Cable: Books need to be opened
City experts say there is a £10bn "black hole" in the public finances, a claim denied by the chancellor.
Lib Dem spokesman Vince Cable said the public did not know who to believe and the National Audit Office should judge.
Responding to the pre-Budget report, Mr Cable also attacked Labour's "unfair" and over-complicated taxes.
In his report, Mr Brown insisted he was on course to meet his "golden rule" of borrowing only to invest, rather than for day-to-day spending, over the course of the economic cycle.
Mr Cable said people did not know whether to believe the chancellor or the consensus among experts which said the rule would be broken.
"There is an issue of credibility and trust," he said. "We cannot have a continuation of a situation where the chancellor sets his own tests and then marks them.
"What we need is the equivalent of a thorough Ofsted inspection of the government's accounts."
He asked what the government had to hide.
Mr Cable also accused the chancellor of ducking tough choices.
He argued: "There are serious challenges ahead from the falling dollar and from the rapid downturn in the UK housing market and rising personal debt.
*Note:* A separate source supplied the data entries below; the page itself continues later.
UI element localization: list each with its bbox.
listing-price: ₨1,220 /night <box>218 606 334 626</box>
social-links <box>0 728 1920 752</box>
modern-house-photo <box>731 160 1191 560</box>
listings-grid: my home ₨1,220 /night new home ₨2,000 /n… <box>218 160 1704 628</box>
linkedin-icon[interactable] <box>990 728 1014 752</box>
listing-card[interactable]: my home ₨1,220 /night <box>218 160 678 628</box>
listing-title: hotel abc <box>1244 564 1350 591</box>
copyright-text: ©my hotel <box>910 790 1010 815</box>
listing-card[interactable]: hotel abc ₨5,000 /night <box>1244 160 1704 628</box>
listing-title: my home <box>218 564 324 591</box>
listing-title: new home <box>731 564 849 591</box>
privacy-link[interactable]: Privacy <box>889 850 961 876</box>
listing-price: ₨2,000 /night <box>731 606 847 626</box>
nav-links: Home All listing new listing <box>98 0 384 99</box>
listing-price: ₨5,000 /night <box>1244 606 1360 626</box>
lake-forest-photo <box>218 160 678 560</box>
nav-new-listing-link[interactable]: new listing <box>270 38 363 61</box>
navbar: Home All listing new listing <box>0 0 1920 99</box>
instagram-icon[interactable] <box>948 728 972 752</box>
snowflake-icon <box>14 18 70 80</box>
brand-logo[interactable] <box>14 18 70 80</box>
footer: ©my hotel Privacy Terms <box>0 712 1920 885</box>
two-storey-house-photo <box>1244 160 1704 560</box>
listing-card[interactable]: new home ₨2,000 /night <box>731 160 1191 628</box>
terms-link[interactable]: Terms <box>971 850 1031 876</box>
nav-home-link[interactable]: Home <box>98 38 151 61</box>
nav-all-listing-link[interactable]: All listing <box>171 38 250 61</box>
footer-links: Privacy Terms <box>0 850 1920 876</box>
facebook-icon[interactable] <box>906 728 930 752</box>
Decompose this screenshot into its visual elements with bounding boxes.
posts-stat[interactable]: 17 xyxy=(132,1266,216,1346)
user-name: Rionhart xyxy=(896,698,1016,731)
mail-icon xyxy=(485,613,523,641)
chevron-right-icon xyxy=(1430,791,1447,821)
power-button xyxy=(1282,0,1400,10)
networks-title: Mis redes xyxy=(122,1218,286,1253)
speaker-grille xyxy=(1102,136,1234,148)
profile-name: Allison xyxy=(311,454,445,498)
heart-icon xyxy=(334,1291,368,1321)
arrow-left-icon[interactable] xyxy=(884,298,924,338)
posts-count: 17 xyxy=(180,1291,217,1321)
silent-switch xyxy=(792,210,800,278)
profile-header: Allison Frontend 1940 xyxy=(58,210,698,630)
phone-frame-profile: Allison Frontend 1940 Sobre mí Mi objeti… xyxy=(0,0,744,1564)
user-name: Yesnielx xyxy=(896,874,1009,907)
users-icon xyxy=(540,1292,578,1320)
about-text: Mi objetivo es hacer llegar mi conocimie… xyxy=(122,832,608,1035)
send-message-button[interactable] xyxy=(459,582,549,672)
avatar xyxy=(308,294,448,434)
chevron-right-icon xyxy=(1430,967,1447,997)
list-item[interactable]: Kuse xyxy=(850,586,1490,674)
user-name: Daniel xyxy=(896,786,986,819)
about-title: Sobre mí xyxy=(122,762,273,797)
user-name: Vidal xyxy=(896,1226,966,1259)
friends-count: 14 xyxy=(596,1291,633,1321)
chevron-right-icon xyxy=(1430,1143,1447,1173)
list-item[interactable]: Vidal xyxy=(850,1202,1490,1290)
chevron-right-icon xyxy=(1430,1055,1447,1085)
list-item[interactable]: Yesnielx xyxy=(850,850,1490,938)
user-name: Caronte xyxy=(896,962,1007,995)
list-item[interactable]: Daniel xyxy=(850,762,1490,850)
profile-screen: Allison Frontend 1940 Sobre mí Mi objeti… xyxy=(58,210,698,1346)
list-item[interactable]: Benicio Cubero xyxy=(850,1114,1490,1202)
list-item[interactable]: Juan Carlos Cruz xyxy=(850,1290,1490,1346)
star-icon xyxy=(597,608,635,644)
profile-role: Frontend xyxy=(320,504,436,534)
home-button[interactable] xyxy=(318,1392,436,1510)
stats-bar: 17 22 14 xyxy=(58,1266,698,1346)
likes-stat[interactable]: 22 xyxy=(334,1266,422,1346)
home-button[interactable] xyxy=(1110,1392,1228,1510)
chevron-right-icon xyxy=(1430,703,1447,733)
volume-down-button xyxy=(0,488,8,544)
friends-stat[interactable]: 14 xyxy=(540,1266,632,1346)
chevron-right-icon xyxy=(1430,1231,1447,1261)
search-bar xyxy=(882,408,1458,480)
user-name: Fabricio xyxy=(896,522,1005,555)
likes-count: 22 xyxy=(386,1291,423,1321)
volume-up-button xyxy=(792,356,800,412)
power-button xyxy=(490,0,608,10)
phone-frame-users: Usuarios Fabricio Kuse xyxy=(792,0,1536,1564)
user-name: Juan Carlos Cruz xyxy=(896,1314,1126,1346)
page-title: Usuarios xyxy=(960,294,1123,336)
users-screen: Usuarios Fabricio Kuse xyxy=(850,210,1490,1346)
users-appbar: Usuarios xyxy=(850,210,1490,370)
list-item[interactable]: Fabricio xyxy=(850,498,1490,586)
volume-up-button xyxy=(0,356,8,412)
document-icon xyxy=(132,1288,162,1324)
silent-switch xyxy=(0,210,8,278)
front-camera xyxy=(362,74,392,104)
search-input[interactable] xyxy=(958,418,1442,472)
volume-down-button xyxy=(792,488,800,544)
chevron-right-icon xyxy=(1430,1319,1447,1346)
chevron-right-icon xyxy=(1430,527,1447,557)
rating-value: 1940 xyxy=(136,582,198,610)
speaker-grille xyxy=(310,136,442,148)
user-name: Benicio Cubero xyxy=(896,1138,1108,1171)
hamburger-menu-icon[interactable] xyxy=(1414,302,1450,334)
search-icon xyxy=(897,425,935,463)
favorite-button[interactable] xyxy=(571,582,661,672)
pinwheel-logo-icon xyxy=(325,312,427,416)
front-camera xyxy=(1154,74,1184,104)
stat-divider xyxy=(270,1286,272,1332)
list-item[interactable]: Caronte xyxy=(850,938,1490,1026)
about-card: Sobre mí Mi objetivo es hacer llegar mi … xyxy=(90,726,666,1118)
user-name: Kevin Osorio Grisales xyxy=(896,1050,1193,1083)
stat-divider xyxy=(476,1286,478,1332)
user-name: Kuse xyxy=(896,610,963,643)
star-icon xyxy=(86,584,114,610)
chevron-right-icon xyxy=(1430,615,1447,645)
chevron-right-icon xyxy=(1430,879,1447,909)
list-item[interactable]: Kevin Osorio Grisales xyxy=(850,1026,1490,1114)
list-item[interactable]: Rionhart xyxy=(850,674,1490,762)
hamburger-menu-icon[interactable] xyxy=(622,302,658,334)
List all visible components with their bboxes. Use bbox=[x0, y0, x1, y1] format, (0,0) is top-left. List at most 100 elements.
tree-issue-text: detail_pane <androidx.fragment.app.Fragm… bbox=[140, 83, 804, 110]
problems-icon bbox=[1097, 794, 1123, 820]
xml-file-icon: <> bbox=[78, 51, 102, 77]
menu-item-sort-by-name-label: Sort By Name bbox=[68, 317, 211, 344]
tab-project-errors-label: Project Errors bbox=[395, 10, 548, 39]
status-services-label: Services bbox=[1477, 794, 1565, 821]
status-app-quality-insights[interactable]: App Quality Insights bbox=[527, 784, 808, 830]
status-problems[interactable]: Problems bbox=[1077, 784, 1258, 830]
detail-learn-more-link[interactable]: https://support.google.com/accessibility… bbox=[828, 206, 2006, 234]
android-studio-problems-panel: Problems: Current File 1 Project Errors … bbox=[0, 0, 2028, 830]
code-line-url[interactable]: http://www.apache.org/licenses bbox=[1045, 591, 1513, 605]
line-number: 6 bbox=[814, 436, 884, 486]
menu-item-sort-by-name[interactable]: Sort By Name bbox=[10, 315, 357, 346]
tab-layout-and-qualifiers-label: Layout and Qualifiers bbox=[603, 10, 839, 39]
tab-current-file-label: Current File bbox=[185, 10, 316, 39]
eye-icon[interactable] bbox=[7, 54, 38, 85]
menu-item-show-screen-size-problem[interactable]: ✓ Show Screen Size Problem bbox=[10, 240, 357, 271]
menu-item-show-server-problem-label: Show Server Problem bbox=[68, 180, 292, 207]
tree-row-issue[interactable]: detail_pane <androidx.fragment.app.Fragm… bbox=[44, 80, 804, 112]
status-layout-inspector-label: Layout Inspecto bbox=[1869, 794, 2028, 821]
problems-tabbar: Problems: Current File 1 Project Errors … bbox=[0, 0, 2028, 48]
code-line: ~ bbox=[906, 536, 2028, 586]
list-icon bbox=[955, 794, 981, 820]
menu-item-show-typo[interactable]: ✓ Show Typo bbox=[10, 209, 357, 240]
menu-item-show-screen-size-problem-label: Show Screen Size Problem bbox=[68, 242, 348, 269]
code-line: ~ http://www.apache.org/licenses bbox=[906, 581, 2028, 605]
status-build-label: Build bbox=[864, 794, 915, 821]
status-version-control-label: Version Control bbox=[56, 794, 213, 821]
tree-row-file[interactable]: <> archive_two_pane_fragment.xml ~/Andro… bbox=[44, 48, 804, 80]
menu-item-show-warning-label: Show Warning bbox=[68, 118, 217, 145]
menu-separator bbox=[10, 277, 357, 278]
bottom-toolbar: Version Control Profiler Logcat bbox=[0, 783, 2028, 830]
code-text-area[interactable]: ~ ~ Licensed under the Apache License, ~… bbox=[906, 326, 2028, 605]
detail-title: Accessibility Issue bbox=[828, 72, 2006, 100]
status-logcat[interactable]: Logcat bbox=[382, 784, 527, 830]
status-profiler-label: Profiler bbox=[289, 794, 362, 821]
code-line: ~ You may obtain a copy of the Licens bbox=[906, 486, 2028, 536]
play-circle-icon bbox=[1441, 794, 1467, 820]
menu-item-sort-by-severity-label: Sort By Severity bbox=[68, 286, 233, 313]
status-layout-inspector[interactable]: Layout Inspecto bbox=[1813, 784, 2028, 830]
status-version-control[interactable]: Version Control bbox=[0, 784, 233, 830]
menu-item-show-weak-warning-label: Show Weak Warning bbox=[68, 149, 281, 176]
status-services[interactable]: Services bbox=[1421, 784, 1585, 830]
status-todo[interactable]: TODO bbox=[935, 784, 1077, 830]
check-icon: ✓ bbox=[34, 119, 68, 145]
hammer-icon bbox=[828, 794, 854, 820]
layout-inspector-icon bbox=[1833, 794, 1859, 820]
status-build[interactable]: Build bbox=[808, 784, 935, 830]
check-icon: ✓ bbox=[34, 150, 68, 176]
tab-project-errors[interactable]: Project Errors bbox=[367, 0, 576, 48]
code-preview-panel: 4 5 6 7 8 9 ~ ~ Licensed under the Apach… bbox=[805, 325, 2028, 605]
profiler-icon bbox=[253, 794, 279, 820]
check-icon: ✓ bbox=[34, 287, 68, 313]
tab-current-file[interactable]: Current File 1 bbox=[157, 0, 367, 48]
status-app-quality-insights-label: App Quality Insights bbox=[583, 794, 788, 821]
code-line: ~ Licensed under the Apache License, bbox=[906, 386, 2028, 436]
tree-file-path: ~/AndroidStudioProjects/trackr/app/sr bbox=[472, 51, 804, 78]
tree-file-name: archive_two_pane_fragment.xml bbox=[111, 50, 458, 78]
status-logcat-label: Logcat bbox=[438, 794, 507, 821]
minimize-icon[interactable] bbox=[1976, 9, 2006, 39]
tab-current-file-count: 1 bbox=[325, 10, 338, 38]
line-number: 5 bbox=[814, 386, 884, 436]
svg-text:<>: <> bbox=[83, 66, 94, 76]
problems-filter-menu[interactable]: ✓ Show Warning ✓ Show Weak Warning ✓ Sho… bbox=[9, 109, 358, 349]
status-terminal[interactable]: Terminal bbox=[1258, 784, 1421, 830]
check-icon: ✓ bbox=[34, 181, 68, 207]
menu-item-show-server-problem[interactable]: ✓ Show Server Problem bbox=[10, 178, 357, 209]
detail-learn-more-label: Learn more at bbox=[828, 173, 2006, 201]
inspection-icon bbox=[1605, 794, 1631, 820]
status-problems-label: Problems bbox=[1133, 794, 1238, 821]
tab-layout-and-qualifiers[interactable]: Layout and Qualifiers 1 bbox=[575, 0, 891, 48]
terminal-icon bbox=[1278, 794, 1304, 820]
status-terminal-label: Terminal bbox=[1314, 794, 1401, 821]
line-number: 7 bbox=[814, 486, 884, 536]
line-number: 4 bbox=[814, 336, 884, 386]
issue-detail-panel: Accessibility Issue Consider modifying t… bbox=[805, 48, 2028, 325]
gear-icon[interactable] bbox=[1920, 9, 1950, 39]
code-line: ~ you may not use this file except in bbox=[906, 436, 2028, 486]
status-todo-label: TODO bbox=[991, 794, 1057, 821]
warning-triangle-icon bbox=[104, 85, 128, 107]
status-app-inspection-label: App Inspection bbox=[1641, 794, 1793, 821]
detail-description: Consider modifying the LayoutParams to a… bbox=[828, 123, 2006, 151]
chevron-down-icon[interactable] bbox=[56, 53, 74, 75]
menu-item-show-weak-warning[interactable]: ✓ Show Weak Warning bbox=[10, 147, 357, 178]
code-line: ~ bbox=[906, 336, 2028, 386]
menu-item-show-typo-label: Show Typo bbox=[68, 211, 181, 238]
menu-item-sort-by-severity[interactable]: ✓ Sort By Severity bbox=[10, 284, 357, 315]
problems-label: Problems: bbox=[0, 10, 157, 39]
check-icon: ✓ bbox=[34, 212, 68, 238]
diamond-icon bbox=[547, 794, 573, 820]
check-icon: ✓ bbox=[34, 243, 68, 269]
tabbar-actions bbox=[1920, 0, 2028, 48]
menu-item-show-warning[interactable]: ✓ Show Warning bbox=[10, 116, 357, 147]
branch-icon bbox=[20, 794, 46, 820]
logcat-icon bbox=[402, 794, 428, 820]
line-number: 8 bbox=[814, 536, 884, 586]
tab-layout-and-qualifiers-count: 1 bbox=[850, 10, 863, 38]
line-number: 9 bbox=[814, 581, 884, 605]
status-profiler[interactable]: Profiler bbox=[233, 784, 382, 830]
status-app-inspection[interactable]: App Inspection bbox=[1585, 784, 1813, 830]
But they have not been confronted."
Mr Brown confirmed he was setting aside another £520m for the conflicts in Iraq and Afghanistan.
Mr Cable compared that new cost with the £500m needed for Britain's role in the entire first Gulf War - when 80% of the bill had been met through help from European and Arab nations.
He suggested keeping British troops in Iraq could cost another £1bn with the government also planning to spend at least £3bn for identity cards.
The current economic climate meant Britain could not afford the "reckless, George Bush-style tax cutting spree" planned by the Tories, he said.
Instead, what was needed was simple and fair taxation rather than the "complete mess" produced by Mr Brown's endless tinkering.
Mr Cable said 40% of all pensioners were now paying marginal tax rates of 50%.
And one-and-a-half million hard working families were paying 60% marginal tax rates.
With that record, he asked why ministers attacked Lib Dem plans for a new 50% tax rate for the "very rich" - those earning more than £100,000 a year.
Mr Brown earmarked £1bn to help keep down council tax rises next year.
But the Lib Dem spokesman questioned whether that money was being found from cuts to education and health.
He urged the government to scrap the "grossly unfair" tax completely. The Lib Dems want it replaced with a local income tax.
In response, Mr Brown stressed the Iraq money came from a reserve funds.
It was because he had rejected previous Lib Dem proposals, such as scrapping the New Deal, that Britain's economy was successful, claimed Mr Brown.